Targeting mitochondrial ribosomal protein expression by andrographolide and melatonin for colon cancer treatment.
Study Goal
The researchers aimed to investigate the effect of melatonin (MLT) in combination with andrographolide (AGP) on mitochondrial dynamics and the expression of mitochondrial ribosomal proteins in colon cancer stem cells (CSCs).
Results Summary
The study found that MLT and AGP synergistically reduced active mitochondrial mass, downregulated fusion and fission proteins, inhibited CSC growth via Nrf2/KEAP1 signaling, and significantly decreased MRPS6 expression, leading to reduced cell viability and colony formation.
Population
Colon cancer stem cells (CSCs) and xenograft models of colorectal cancer.
Effective Dosage
Not specified
Duration
Not specified
Interactions
None mentioned
| Intervention | Direction | Endpoint | Population | Dosage | Impact | Claim # |
|---|---|---|---|---|---|---|
andrographolide (AGP) and melatonin (MLT) | decrease | total active mitochondrial mass | colon cancer stem cells (CSCs) | - | synergistically reduce | #1 |
andrographolide (AGP) and melatonin (MLT) | decrease | fusion and fission proteins | colon cancer stem cells (CSCs) | - | downregulate | #2 |
andrographolide (AGP) and melatonin (MLT) | decrease | OXPHOS proteins | colon cancer stem cells (CSCs) | - | reduce | #3 |
andrographolide (AGP) and melatonin (MLT) | decrease | CSC growth inhibition | colon cancer stem cells (CSCs) | - | lead to | #4 |
AGP and MLT combination | neutral | differentially expressed mRNAs | colon cancer stem cells (CSCs) | 4389 | revealed | #5 |
AGP + MLT treatment | decrease | MRPS6 | colon cancer stem cells (CSCs) | - | dramatically downregulated | #6 |
MRPS6 inhibition by siRNA | decrease | mCRC cell viability | mCRC cells | - | reduced | #7 |
AGP | neutral | MRPS6 | - | - | has direct physical interaction with | #8 |
AGP | increase | MRPS6 | - | - | increases the binding affinity of MLT to | #9 |
This drug combination | decrease | genes in the NRF2 (NFE2L2) pathway | CSCs | - | downregulated | #10 |
MRPS6 knockdown | decrease | colony formation | cells | - | significantly reduced | #11 |
AGP-MLT combination | decrease | MRPS6 expression | xenograft models | - | synergistically decreased | #12 |
AGP-MLT combination | increase | apoptosis | xenograft models | - | increased | #13 |
Colospheroids contain colon cancer stem cells (CSCs) that cause colorectal cancer metastasis (mCRC).

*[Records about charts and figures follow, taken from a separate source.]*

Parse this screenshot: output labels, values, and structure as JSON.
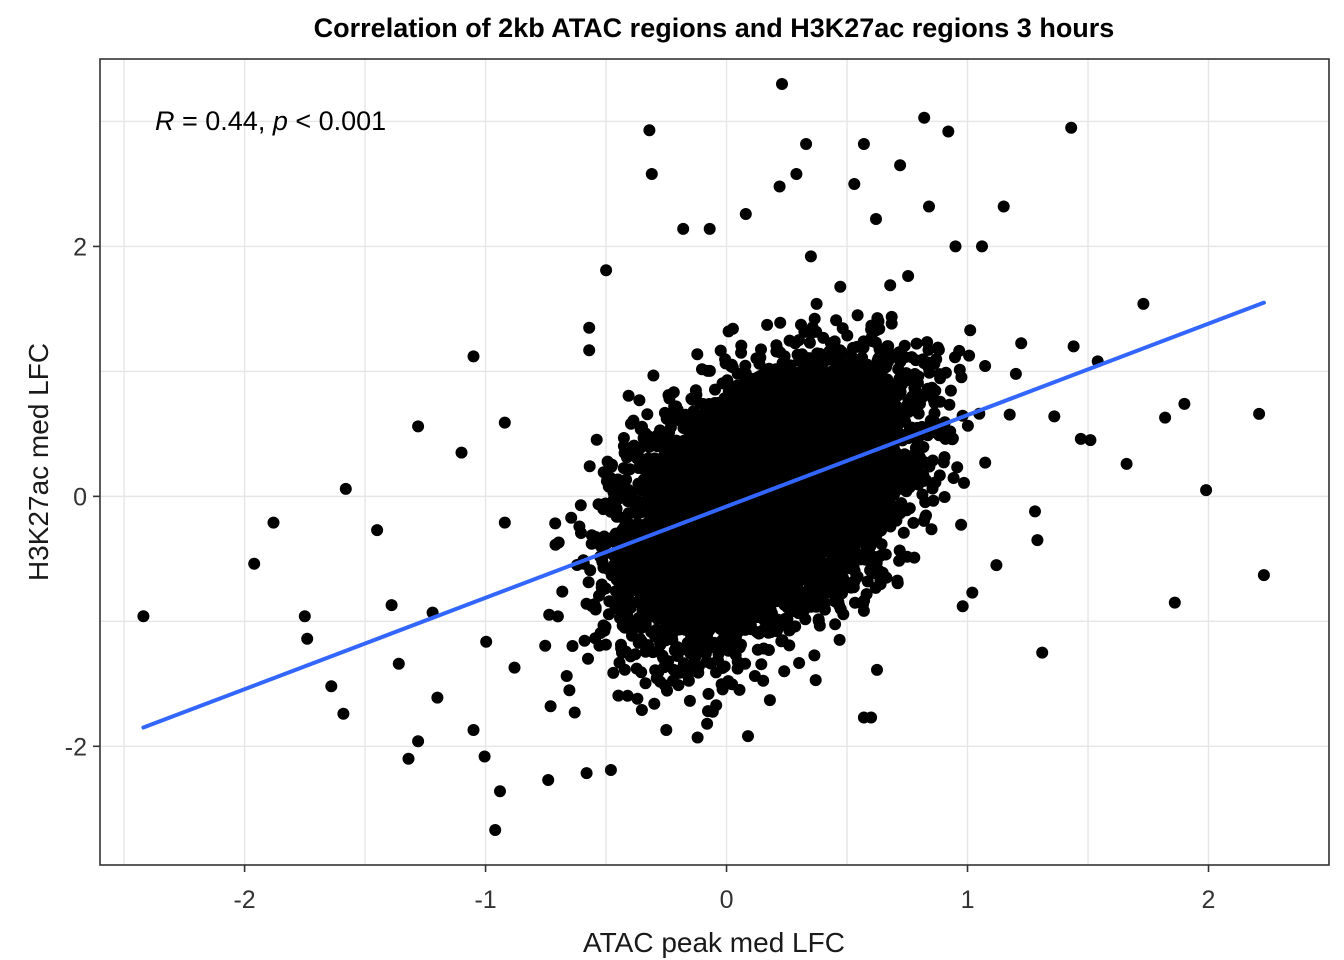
{
  "chart_data": {
    "type": "scatter",
    "title": "Correlation of 2kb ATAC regions and H3K27ac regions 3 hours",
    "xlabel": "ATAC peak med LFC",
    "ylabel": "H3K27ac med LFC",
    "xlim": [
      -2.6,
      2.5
    ],
    "ylim": [
      -2.95,
      3.5
    ],
    "x_ticks": [
      -2,
      -1,
      0,
      1,
      2
    ],
    "x_tick_labels": [
      "-2",
      "-1",
      "0",
      "1",
      "2"
    ],
    "y_ticks": [
      -2,
      0,
      2
    ],
    "y_tick_labels": [
      "-2",
      "0",
      "2"
    ],
    "grid": true,
    "annotation": {
      "r_symbol": "R",
      "r_text": " = 0.44, ",
      "p_symbol": "p",
      "p_text": " < 0.001"
    },
    "colors": {
      "points": "#000000",
      "fit_line": "#3366ff"
    },
    "fit_line": {
      "x": [
        -2.42,
        2.23
      ],
      "y": [
        -1.85,
        1.55
      ]
    },
    "cloud": {
      "n": 9000,
      "center_x": 0.15,
      "center_y": -0.05,
      "sd_x": 0.27,
      "sd_y": 0.5,
      "correlation": 0.44,
      "seed": 7
    },
    "outliers": [
      {
        "x": 0.23,
        "y": 3.3
      },
      {
        "x": -0.32,
        "y": 2.93
      },
      {
        "x": -0.31,
        "y": 2.58
      },
      {
        "x": 0.82,
        "y": 3.03
      },
      {
        "x": 0.92,
        "y": 2.92
      },
      {
        "x": 1.43,
        "y": 2.95
      },
      {
        "x": 0.33,
        "y": 2.82
      },
      {
        "x": 0.57,
        "y": 2.82
      },
      {
        "x": 0.72,
        "y": 2.65
      },
      {
        "x": 0.53,
        "y": 2.5
      },
      {
        "x": 0.22,
        "y": 2.48
      },
      {
        "x": 0.29,
        "y": 2.58
      },
      {
        "x": 0.84,
        "y": 2.32
      },
      {
        "x": 1.15,
        "y": 2.32
      },
      {
        "x": 0.08,
        "y": 2.26
      },
      {
        "x": -0.18,
        "y": 2.14
      },
      {
        "x": -0.07,
        "y": 2.14
      },
      {
        "x": 0.62,
        "y": 2.22
      },
      {
        "x": 0.95,
        "y": 2.0
      },
      {
        "x": 1.06,
        "y": 2.0
      },
      {
        "x": -0.5,
        "y": 1.81
      },
      {
        "x": 1.73,
        "y": 1.54
      },
      {
        "x": -1.05,
        "y": 1.12
      },
      {
        "x": -0.57,
        "y": 1.17
      },
      {
        "x": -0.57,
        "y": 1.35
      },
      {
        "x": 1.44,
        "y": 1.2
      },
      {
        "x": 1.54,
        "y": 1.08
      },
      {
        "x": 2.21,
        "y": 0.66
      },
      {
        "x": 1.9,
        "y": 0.74
      },
      {
        "x": 1.82,
        "y": 0.63
      },
      {
        "x": 1.66,
        "y": 0.26
      },
      {
        "x": 1.99,
        "y": 0.05
      },
      {
        "x": 2.23,
        "y": -0.63
      },
      {
        "x": 1.86,
        "y": -0.85
      },
      {
        "x": 1.31,
        "y": -1.25
      },
      {
        "x": 1.47,
        "y": 0.46
      },
      {
        "x": 1.51,
        "y": 0.45
      },
      {
        "x": 1.36,
        "y": 0.64
      },
      {
        "x": -0.96,
        "y": -2.67
      },
      {
        "x": -0.94,
        "y": -2.36
      },
      {
        "x": -0.74,
        "y": -2.27
      },
      {
        "x": -0.48,
        "y": -2.19
      },
      {
        "x": -1.32,
        "y": -2.1
      },
      {
        "x": -2.42,
        "y": -0.96
      },
      {
        "x": -1.96,
        "y": -0.54
      },
      {
        "x": -1.88,
        "y": -0.21
      },
      {
        "x": -1.58,
        "y": 0.06
      },
      {
        "x": -1.45,
        "y": -0.27
      },
      {
        "x": -1.28,
        "y": 0.56
      },
      {
        "x": -1.75,
        "y": -0.96
      },
      {
        "x": -1.74,
        "y": -1.14
      },
      {
        "x": -1.64,
        "y": -1.52
      },
      {
        "x": -1.59,
        "y": -1.74
      },
      {
        "x": -1.28,
        "y": -1.96
      },
      {
        "x": -1.05,
        "y": -1.87
      },
      {
        "x": -0.92,
        "y": 0.59
      },
      {
        "x": -1.1,
        "y": 0.35
      },
      {
        "x": -0.73,
        "y": -1.68
      },
      {
        "x": -0.63,
        "y": -1.73
      },
      {
        "x": -0.88,
        "y": -1.37
      },
      {
        "x": 0.18,
        "y": -1.63
      },
      {
        "x": 0.37,
        "y": -1.47
      },
      {
        "x": 0.6,
        "y": -1.77
      },
      {
        "x": 0.57,
        "y": -1.77
      },
      {
        "x": 0.98,
        "y": -0.88
      },
      {
        "x": 1.02,
        "y": -0.77
      },
      {
        "x": 1.12,
        "y": -0.55
      },
      {
        "x": 1.29,
        "y": -0.35
      },
      {
        "x": 1.28,
        "y": -0.12
      },
      {
        "x": 0.79,
        "y": 0.46
      },
      {
        "x": 0.71,
        "y": -0.69
      },
      {
        "x": 0.35,
        "y": 1.92
      },
      {
        "x": -0.25,
        "y": -1.87
      },
      {
        "x": -0.12,
        "y": -1.93
      },
      {
        "x": -0.37,
        "y": -1.62
      },
      {
        "x": -1.2,
        "y": -1.61
      },
      {
        "x": -1.36,
        "y": -1.34
      },
      {
        "x": -1.39,
        "y": -0.87
      },
      {
        "x": -1.22,
        "y": -0.93
      },
      {
        "x": -0.92,
        "y": -0.21
      },
      {
        "x": -0.53,
        "y": -0.38
      }
    ]
  }
}
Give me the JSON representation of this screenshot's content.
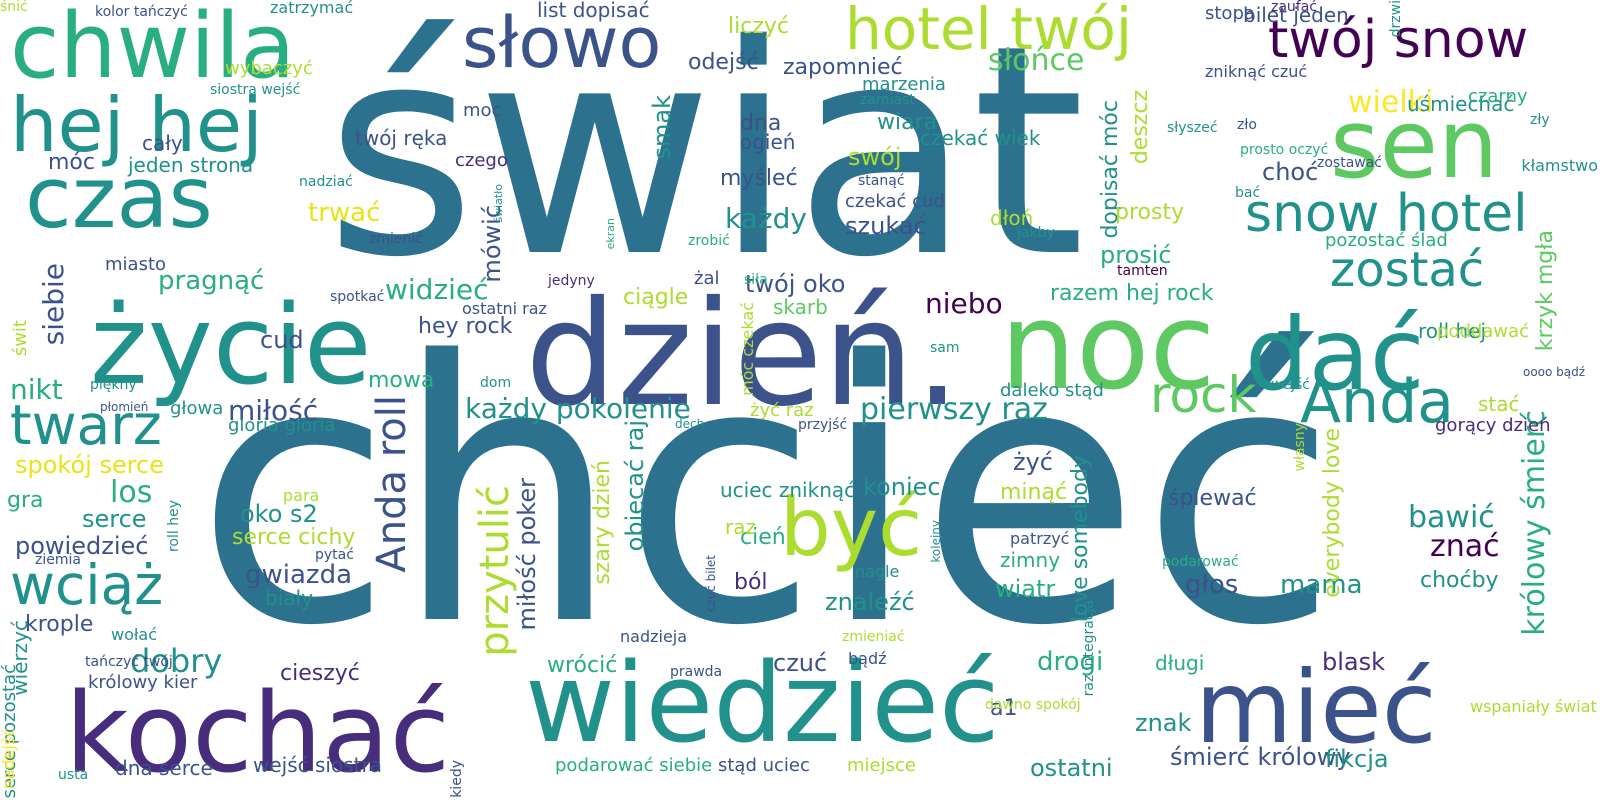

Colorectal cancer (CRC) is the second leading cause of cancer-related deaths in the U.S. Little is known about the role of mitochondria in the survival and metastatic ability of CSCs. In this study, we investigate the effect of andrographolide (AGP) and melatonin (MLT) on mitochondrial dynamics (including fusion and fission) and the expression of mitochondrial ribosomal proteins (MRPs). Our results show that AGP and MLT synergistically reduce the total active mitochondrial mass, downregulate fusion and fission proteins, reduce OXPHOS proteins, and lead to CSC growth inhibition via Nrf2 and KEAP1 signaling. Microarray revealed 4389 differentially expressed mRNAs in the AGP and MLT combination compared to the control. Results exhibiting a three-fold induction/reduction were validated by qRT-PCR and immunoblot. MRPS6, a mitochondrial ribosomal (Mitoribosome) small subunit protein, was dramatically downregulated by AGP + MLT treatment compared to control. MRPS6 inhibition by siRNA reduced mCRC cell viability. Molecular docking-based protein-ligand interactions showed that AGP has direct physical interaction with MRPS6 and increases the binding affinity of MLT to MRPS6. This drug combination downregulated genes in the NRF2 (NFE2L2) pathway in CSCs. MRPS6 may be directly linked to CSC proliferation and could be a therapeutic target for this population. Functionally, MRPS6 knockdown significantly reduced colony formation, with enhanced suppression in AGP + MLT-treated cells. In xenograft models, the AGP-MLT combination synergistically decreased MRPS6 expression and increased apoptosis, as evidenced by TUNEL assays, demonstrating the therapeutic potential of targeting MRPS6 in CRC.